Raymond/Joaquin diprioritaskan pemulihannya

Berbeda dengan Fajar/Fikri, Raymond Indra/Nikolaus Joaquin dicoret karena alasan pemulihan. Pasangan ini sebelumnya mencapai final Indonesia Open 2026, sehingga waktu istirahat mereka dinilai terlalu singkat jika langsung turun lagi di Australia.

Kondisi Raymond menjadi perhatian khusus karena ia baru pulih dari cedera lutut. Menurunkan mereka dalam jadwal yang rapat dinilai berisiko membuat cedera itu kambuh.
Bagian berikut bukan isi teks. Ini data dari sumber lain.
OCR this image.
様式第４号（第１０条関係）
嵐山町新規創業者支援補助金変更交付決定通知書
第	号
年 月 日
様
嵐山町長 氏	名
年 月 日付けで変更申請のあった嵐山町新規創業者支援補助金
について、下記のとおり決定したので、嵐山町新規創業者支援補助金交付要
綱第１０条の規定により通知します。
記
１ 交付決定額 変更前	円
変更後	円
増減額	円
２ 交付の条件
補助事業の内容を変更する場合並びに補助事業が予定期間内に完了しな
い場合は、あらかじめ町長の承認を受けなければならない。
Anton menjelaskan bahwa masa recovery yang pendek menjadi dasar kuat untuk menahan Raymond/Joaquin terlebih dulu. PBSI memilih mengamankan kondisi pemain ketimbang memaksakan tampil di turnamen berikutnya.

PBSI utamakan kondisi pemain dan target besar

Anton mengatakan keputusan menarik dua pasangan itu lahir setelah diskusi dengan tim pendukung. Ia menyebut langkah tersebut diambil agar persiapan menuju agenda selanjutnya bisa berlangsung lebih baik.

Pola ini menunjukkan PBSI tidak memakai pendekatan yang sama untuk semua pasangan. Setiap duet dinilai berdasarkan kebutuhan masing-masing, mulai dari performa sampai kesiapan fisik.

Dalam susunan program saat ini, Indonesia Open tetap dipandang sebagai ajang penting bagi PBSI. Sebaliknya, Australia Open tidak masuk dalam program turnamen utama pada periode ini.

Karena itu, penyesuaian jadwal dilakukan agar energi tim bisa diarahkan ke target yang lebih relevan. Pada Fajar/Fikri, fokusnya ada pada perbaikan hasil dan stabilitas permainan, sementara Raymond/Joaquin mendapat kesempatan memulihkan tubuh secara penuh.

Keputusan ini pada akhirnya menggambarkan pendekatan yang lebih terukur di sektor ganda putra. PBSI memilih menahan dua pasangan sekaligus demi menjaga kesiapan jangka panjang, bukan hanya mengejar satu turnamen dalam kalender padat.